Esse mundo carece de amor, não de panacéias. Um ministro do evangelho não tem o
direito de pregar que “em tese” todos serão curados para depois dar de ombros
aos que não receberam a benção dizendo: “faltou fé”.
Ricardo
Gondim em Pra Começo de Conversa; pág.
153
Toda vez que me deparo com
determinados programas de televisão, em que pregadores oferecem milagres por
atacado e toda sorte de vantagens pessoais, sempre em troca de alguma “obrigação”
travestida de fé condicionada, confesso que sou tomado por uma confusão de sensações,
que variam desde o espanto, passando pela indignação e a repulsa.

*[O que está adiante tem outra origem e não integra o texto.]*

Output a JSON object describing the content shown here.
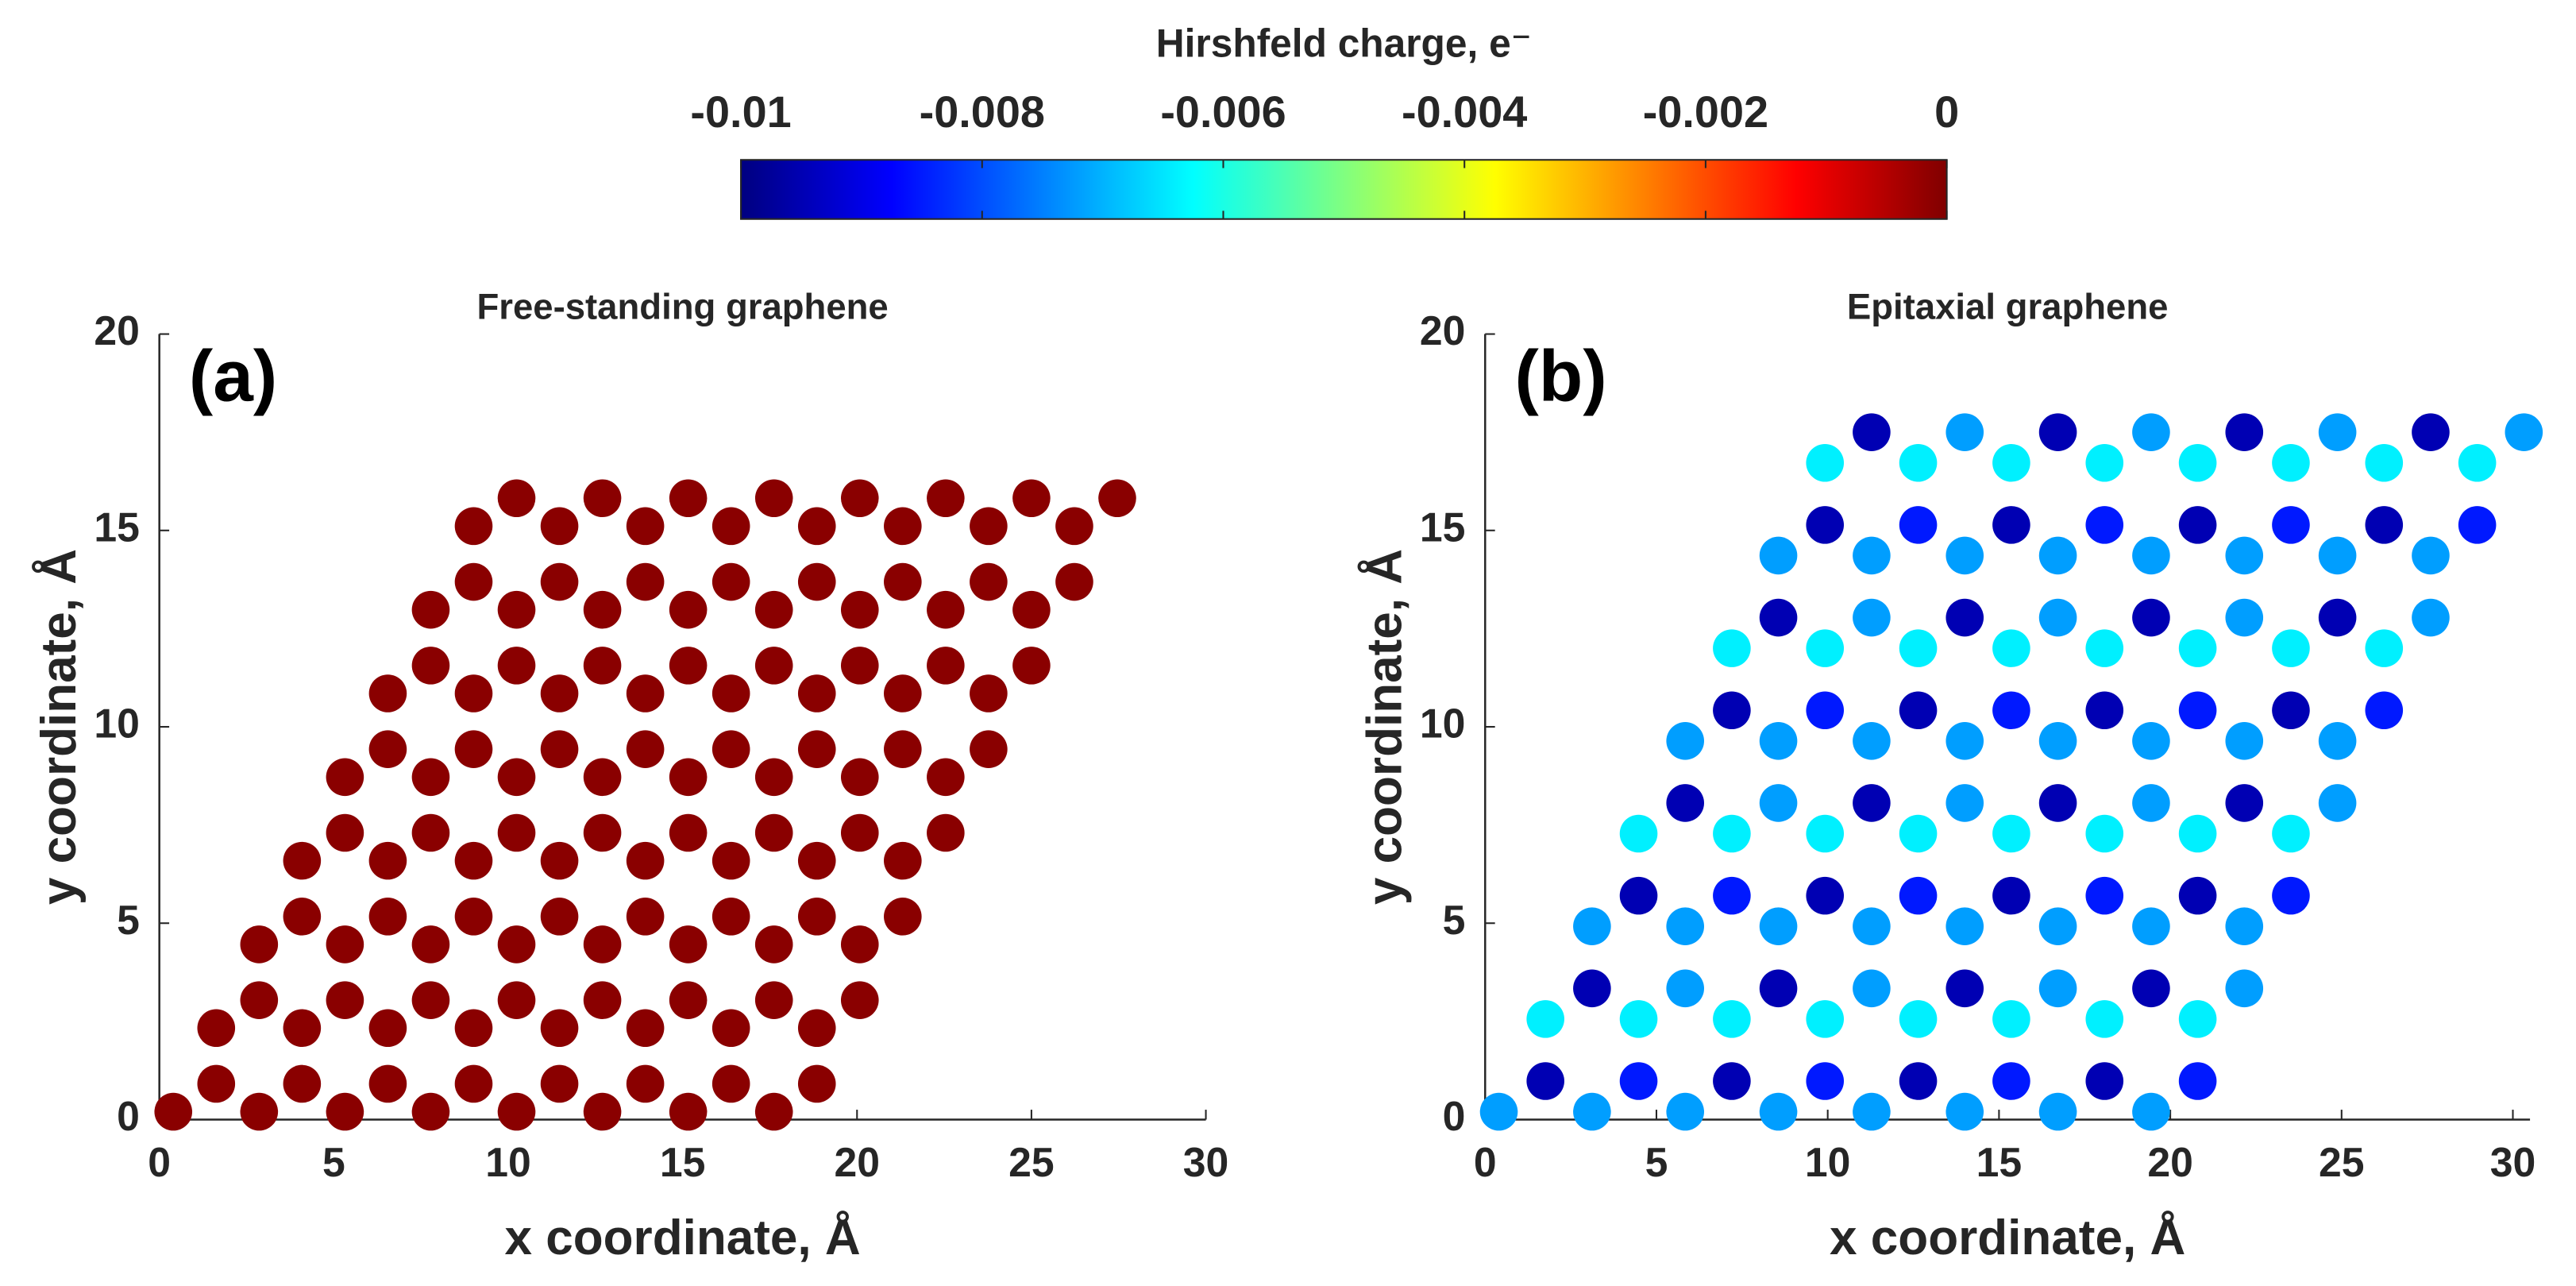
{
  "colorbar": {
    "title": "Hirshfeld charge, e⁻",
    "colormap": "jet",
    "clim": [
      -0.01,
      0
    ],
    "ticks": [
      -0.01,
      -0.008,
      -0.006,
      -0.004,
      -0.002,
      0
    ]
  },
  "chart_data": [
    {
      "type": "scatter",
      "title": "Free-standing graphene",
      "label": "(a)",
      "xlabel": "x coordinate, Å",
      "ylabel": "y coordinate, Å",
      "xlim": [
        0,
        30
      ],
      "ylim": [
        0,
        20
      ],
      "xticks": [
        0,
        5,
        10,
        15,
        20,
        25,
        30
      ],
      "yticks": [
        0,
        5,
        10,
        15,
        20
      ],
      "x": [
        0.4,
        2.86,
        5.32,
        7.78,
        10.24,
        12.7,
        15.16,
        17.62,
        1.63,
        4.09,
        6.55,
        9.01,
        11.47,
        13.93,
        16.39,
        18.85,
        1.63,
        4.09,
        6.55,
        9.01,
        11.47,
        13.93,
        16.39,
        18.85,
        2.86,
        5.32,
        7.78,
        10.24,
        12.7,
        15.16,
        17.62,
        20.08,
        2.86,
        5.32,
        7.78,
        10.24,
        12.7,
        15.16,
        17.62,
        20.08,
        4.09,
        6.55,
        9.01,
        11.47,
        13.93,
        16.39,
        18.85,
        21.31,
        4.09,
        6.55,
        9.01,
        11.47,
        13.93,
        16.39,
        18.85,
        21.31,
        5.32,
        7.78,
        10.24,
        12.7,
        15.16,
        17.62,
        20.08,
        22.54,
        5.32,
        7.78,
        10.24,
        12.7,
        15.16,
        17.62,
        20.08,
        22.54,
        6.55,
        9.01,
        11.47,
        13.93,
        16.39,
        18.85,
        21.31,
        23.77,
        6.55,
        9.01,
        11.47,
        13.93,
        16.39,
        18.85,
        21.31,
        23.77,
        7.78,
        10.24,
        12.7,
        15.16,
        17.62,
        20.08,
        22.54,
        25,
        7.78,
        10.24,
        12.7,
        15.16,
        17.62,
        20.08,
        22.54,
        25,
        9.01,
        11.47,
        13.93,
        16.39,
        18.85,
        21.31,
        23.77,
        26.23,
        9.01,
        11.47,
        13.93,
        16.39,
        18.85,
        21.31,
        23.77,
        26.23,
        10.24,
        12.7,
        15.16,
        17.62,
        20.08,
        22.54,
        25,
        27.46
      ],
      "y": [
        0.2,
        0.2,
        0.2,
        0.2,
        0.2,
        0.2,
        0.2,
        0.2,
        0.91,
        0.91,
        0.91,
        0.91,
        0.91,
        0.91,
        0.91,
        0.91,
        2.33,
        2.33,
        2.33,
        2.33,
        2.33,
        2.33,
        2.33,
        2.33,
        3.04,
        3.04,
        3.04,
        3.04,
        3.04,
        3.04,
        3.04,
        3.04,
        4.46,
        4.46,
        4.46,
        4.46,
        4.46,
        4.46,
        4.46,
        4.46,
        5.17,
        5.17,
        5.17,
        5.17,
        5.17,
        5.17,
        5.17,
        5.17,
        6.59,
        6.59,
        6.59,
        6.59,
        6.59,
        6.59,
        6.59,
        6.59,
        7.3,
        7.3,
        7.3,
        7.3,
        7.3,
        7.3,
        7.3,
        7.3,
        8.72,
        8.72,
        8.72,
        8.72,
        8.72,
        8.72,
        8.72,
        8.72,
        9.43,
        9.43,
        9.43,
        9.43,
        9.43,
        9.43,
        9.43,
        9.43,
        10.85,
        10.85,
        10.85,
        10.85,
        10.85,
        10.85,
        10.85,
        10.85,
        11.56,
        11.56,
        11.56,
        11.56,
        11.56,
        11.56,
        11.56,
        11.56,
        12.98,
        12.98,
        12.98,
        12.98,
        12.98,
        12.98,
        12.98,
        12.98,
        13.69,
        13.69,
        13.69,
        13.69,
        13.69,
        13.69,
        13.69,
        13.69,
        15.11,
        15.11,
        15.11,
        15.11,
        15.11,
        15.11,
        15.11,
        15.11,
        15.82,
        15.82,
        15.82,
        15.82,
        15.82,
        15.82,
        15.82,
        15.82
      ],
      "charge": [
        -0.0001,
        -0.0001,
        -0.0001,
        -0.0001,
        -0.0001,
        -0.0001,
        -0.0001,
        -0.0001,
        -0.0001,
        -0.0001,
        -0.0001,
        -0.0001,
        -0.0001,
        -0.0001,
        -0.0001,
        -0.0001,
        -0.0001,
        -0.0001,
        -0.0001,
        -0.0001,
        -0.0001,
        -0.0001,
        -0.0001,
        -0.0001,
        -0.0001,
        -0.0001,
        -0.0001,
        -0.0001,
        -0.0001,
        -0.0001,
        -0.0001,
        -0.0001,
        -0.0001,
        -0.0001,
        -0.0001,
        -0.0001,
        -0.0001,
        -0.0001,
        -0.0001,
        -0.0001,
        -0.0001,
        -0.0001,
        -0.0001,
        -0.0001,
        -0.0001,
        -0.0001,
        -0.0001,
        -0.0001,
        -0.0001,
        -0.0001,
        -0.0001,
        -0.0001,
        -0.0001,
        -0.0001,
        -0.0001,
        -0.0001,
        -0.0001,
        -0.0001,
        -0.0001,
        -0.0001,
        -0.0001,
        -0.0001,
        -0.0001,
        -0.0001,
        -0.0001,
        -0.0001,
        -0.0001,
        -0.0001,
        -0.0001,
        -0.0001,
        -0.0001,
        -0.0001,
        -0.0001,
        -0.0001,
        -0.0001,
        -0.0001,
        -0.0001,
        -0.0001,
        -0.0001,
        -0.0001,
        -0.0001,
        -0.0001,
        -0.0001,
        -0.0001,
        -0.0001,
        -0.0001,
        -0.0001,
        -0.0001,
        -0.0001,
        -0.0001,
        -0.0001,
        -0.0001,
        -0.0001,
        -0.0001,
        -0.0001,
        -0.0001,
        -0.0001,
        -0.0001,
        -0.0001,
        -0.0001,
        -0.0001,
        -0.0001,
        -0.0001,
        -0.0001,
        -0.0001,
        -0.0001,
        -0.0001,
        -0.0001,
        -0.0001,
        -0.0001,
        -0.0001,
        -0.0001,
        -0.0001,
        -0.0001,
        -0.0001,
        -0.0001,
        -0.0001,
        -0.0001,
        -0.0001,
        -0.0001,
        -0.0001,
        -0.0001,
        -0.0001,
        -0.0001,
        -0.0001,
        -0.0001,
        -0.0001,
        -0.0001
      ]
    },
    {
      "type": "scatter",
      "title": "Epitaxial graphene",
      "label": "(b)",
      "xlabel": "x coordinate, Å",
      "ylabel": "y coordinate, Å",
      "xlim": [
        0,
        30.5
      ],
      "ylim": [
        0,
        20
      ],
      "xticks": [
        0,
        5,
        10,
        15,
        20,
        25,
        30
      ],
      "yticks": [
        0,
        5,
        10,
        15,
        20
      ],
      "x": [
        0.4,
        3.12,
        5.84,
        8.56,
        11.28,
        14,
        16.72,
        19.44,
        1.76,
        4.48,
        7.2,
        9.92,
        12.64,
        15.36,
        18.08,
        20.8,
        1.76,
        4.48,
        7.2,
        9.92,
        12.64,
        15.36,
        18.08,
        20.8,
        3.12,
        5.84,
        8.56,
        11.28,
        14,
        16.72,
        19.44,
        22.16,
        3.12,
        5.84,
        8.56,
        11.28,
        14,
        16.72,
        19.44,
        22.16,
        4.48,
        7.2,
        9.92,
        12.64,
        15.36,
        18.08,
        20.8,
        23.52,
        4.48,
        7.2,
        9.92,
        12.64,
        15.36,
        18.08,
        20.8,
        23.52,
        5.84,
        8.56,
        11.28,
        14,
        16.72,
        19.44,
        22.16,
        24.88,
        5.84,
        8.56,
        11.28,
        14,
        16.72,
        19.44,
        22.16,
        24.88,
        7.2,
        9.92,
        12.64,
        15.36,
        18.08,
        20.8,
        23.52,
        26.24,
        7.2,
        9.92,
        12.64,
        15.36,
        18.08,
        20.8,
        23.52,
        26.24,
        8.56,
        11.28,
        14,
        16.72,
        19.44,
        22.16,
        24.88,
        27.6,
        8.56,
        11.28,
        14,
        16.72,
        19.44,
        22.16,
        24.88,
        27.6,
        9.92,
        12.64,
        15.36,
        18.08,
        20.8,
        23.52,
        26.24,
        28.96,
        9.92,
        12.64,
        15.36,
        18.08,
        20.8,
        23.52,
        26.24,
        28.96,
        11.28,
        14,
        16.72,
        19.44,
        22.16,
        24.88,
        27.6,
        30.32
      ],
      "y": [
        0.2,
        0.2,
        0.2,
        0.2,
        0.2,
        0.2,
        0.2,
        0.2,
        0.98,
        0.98,
        0.98,
        0.98,
        0.98,
        0.98,
        0.98,
        0.98,
        2.56,
        2.56,
        2.56,
        2.56,
        2.56,
        2.56,
        2.56,
        2.56,
        3.34,
        3.34,
        3.34,
        3.34,
        3.34,
        3.34,
        3.34,
        3.34,
        4.92,
        4.92,
        4.92,
        4.92,
        4.92,
        4.92,
        4.92,
        4.92,
        5.7,
        5.7,
        5.7,
        5.7,
        5.7,
        5.7,
        5.7,
        5.7,
        7.28,
        7.28,
        7.28,
        7.28,
        7.28,
        7.28,
        7.28,
        7.28,
        8.06,
        8.06,
        8.06,
        8.06,
        8.06,
        8.06,
        8.06,
        8.06,
        9.64,
        9.64,
        9.64,
        9.64,
        9.64,
        9.64,
        9.64,
        9.64,
        10.42,
        10.42,
        10.42,
        10.42,
        10.42,
        10.42,
        10.42,
        10.42,
        12,
        12,
        12,
        12,
        12,
        12,
        12,
        12,
        12.78,
        12.78,
        12.78,
        12.78,
        12.78,
        12.78,
        12.78,
        12.78,
        14.36,
        14.36,
        14.36,
        14.36,
        14.36,
        14.36,
        14.36,
        14.36,
        15.14,
        15.14,
        15.14,
        15.14,
        15.14,
        15.14,
        15.14,
        15.14,
        16.72,
        16.72,
        16.72,
        16.72,
        16.72,
        16.72,
        16.72,
        16.72,
        17.5,
        17.5,
        17.5,
        17.5,
        17.5,
        17.5,
        17.5,
        17.5
      ],
      "charge": [
        -0.0072,
        -0.0072,
        -0.0072,
        -0.0072,
        -0.0072,
        -0.0072,
        -0.0072,
        -0.0072,
        -0.0095,
        -0.0085,
        -0.0095,
        -0.0085,
        -0.0095,
        -0.0085,
        -0.0095,
        -0.0085,
        -0.0064,
        -0.0064,
        -0.0064,
        -0.0064,
        -0.0064,
        -0.0064,
        -0.0064,
        -0.0064,
        -0.0095,
        -0.0072,
        -0.0095,
        -0.0072,
        -0.0095,
        -0.0072,
        -0.0095,
        -0.0072,
        -0.0072,
        -0.0072,
        -0.0072,
        -0.0072,
        -0.0072,
        -0.0072,
        -0.0072,
        -0.0072,
        -0.0095,
        -0.0085,
        -0.0095,
        -0.0085,
        -0.0095,
        -0.0085,
        -0.0095,
        -0.0085,
        -0.0064,
        -0.0064,
        -0.0064,
        -0.0064,
        -0.0064,
        -0.0064,
        -0.0064,
        -0.0064,
        -0.0095,
        -0.0072,
        -0.0095,
        -0.0072,
        -0.0095,
        -0.0072,
        -0.0095,
        -0.0072,
        -0.0072,
        -0.0072,
        -0.0072,
        -0.0072,
        -0.0072,
        -0.0072,
        -0.0072,
        -0.0072,
        -0.0095,
        -0.0085,
        -0.0095,
        -0.0085,
        -0.0095,
        -0.0085,
        -0.0095,
        -0.0085,
        -0.0064,
        -0.0064,
        -0.0064,
        -0.0064,
        -0.0064,
        -0.0064,
        -0.0064,
        -0.0064,
        -0.0095,
        -0.0072,
        -0.0095,
        -0.0072,
        -0.0095,
        -0.0072,
        -0.0095,
        -0.0072,
        -0.0072,
        -0.0072,
        -0.0072,
        -0.0072,
        -0.0072,
        -0.0072,
        -0.0072,
        -0.0072,
        -0.0095,
        -0.0085,
        -0.0095,
        -0.0085,
        -0.0095,
        -0.0085,
        -0.0095,
        -0.0085,
        -0.0064,
        -0.0064,
        -0.0064,
        -0.0064,
        -0.0064,
        -0.0064,
        -0.0064,
        -0.0064,
        -0.0095,
        -0.0072,
        -0.0095,
        -0.0072,
        -0.0095,
        -0.0072,
        -0.0095,
        -0.0072
      ]
    }
  ]
}
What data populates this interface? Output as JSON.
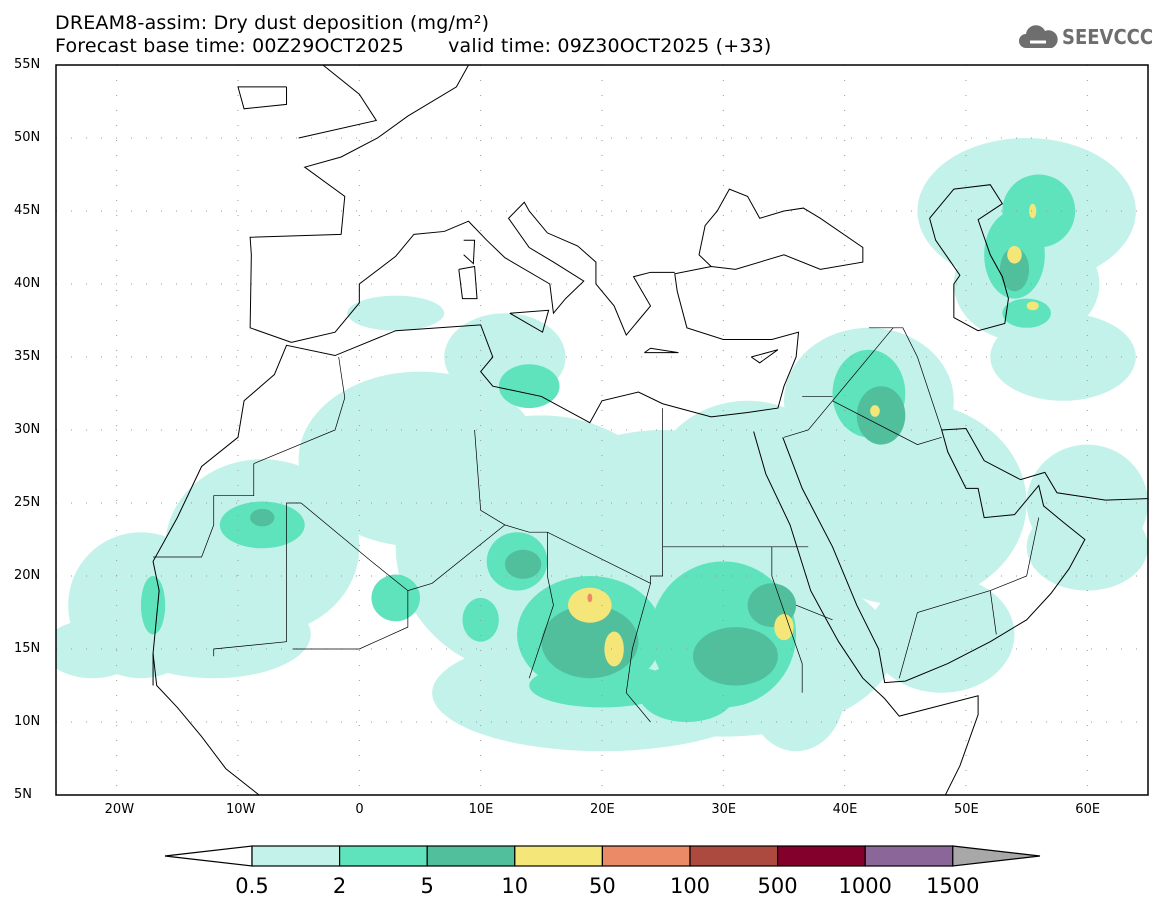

Há tempos vimos acompanhando com
preocupação crescente o avanço do que costumo chamar de Evangelho da Auto-Ajuda. Com declarações positivas de conquistas de
bem estar, prosperidade e milagres grandiosos, os pregadores desse evangelho
hedonista envolvem suas assistências em histerias coletivas, que pretendem apenas
criar o ambiente ideal para uma rasa e momentânea sensação de enlevo
espiritual, que na verdade as escraviza na dependência de um estado emocional
extremado e rotineiro.
Veio a mim a palavra do Senhor, dizendo: Filho do
homem, dize-lhe: Tu és terra que não está purificada e que não tem chuva no dia
da indignação. Conspiração dos seus profetas há no meio dela; como um leão que
ruge, que arrebata a presa, assim eles devoram as almas; tesouros e coisas
preciosas tomam, multiplicam as suas viúvas no meio dela. Os seus sacerdotes
transgridem a minha lei e profanam as minhas coisas santas; entre o santo e o
profano, não fazem diferença, nem discernem o imundo do limpo e dos meus
sábados escondem os olhos; e, assim, sou profanado no meio deles. Os seus
príncipes no meio dela são como lobos que arrebatam a presa para derramarem o
sangue, para destruírem as almas e ganharem lucro desonesto. Os seus profetas
lhes encobrem isto com cal por visões falsas, predizendo mentiras e dizendo: Assim
diz o Senhor Deus, sem que o Senhor tenha falado. Contra o povo da terra
praticam extorsão, andam roubando, fazem violência ao aflito e ao necessitado e
ao estrangeiro oprimem sem razão. Busquei entre eles um homem que tapasse o
muro e se colocasse na brecha perante mim, a favor desta terra, para que eu não
a destruísse; mas a ninguém achei.
Ezequiel
22:23-30 - RA
A crueldade nesses casos, porém,
começa a partir do confronto da dura realidade cotidiana de cada um. O milagre
não veio. A intervenção divina prometida pelo pregador não aconteceu. Diante da
pergunta velada, emudecida pela vergonha da exposição, tais obreiros se apressam em se defender,
dizendo sem o menor constrangimento que faltou
fé. Esse maniqueísmo que estabelece a lógica do se eu faço isso logo tenho aquilo, acaba por gerar neuroses
e culpas profundas; - eu não tenho fé
suficiente.
Não tenho medo de afirmar que enquanto
esses aproveitadores se ocupam em chamar a atenção para grandes e prodigiosos
milagres, grande parte dessa gente gostaria e precisaria receber alento para
suas duras realidades. Eles precisam de acolhimento, conforto, acompanhamento...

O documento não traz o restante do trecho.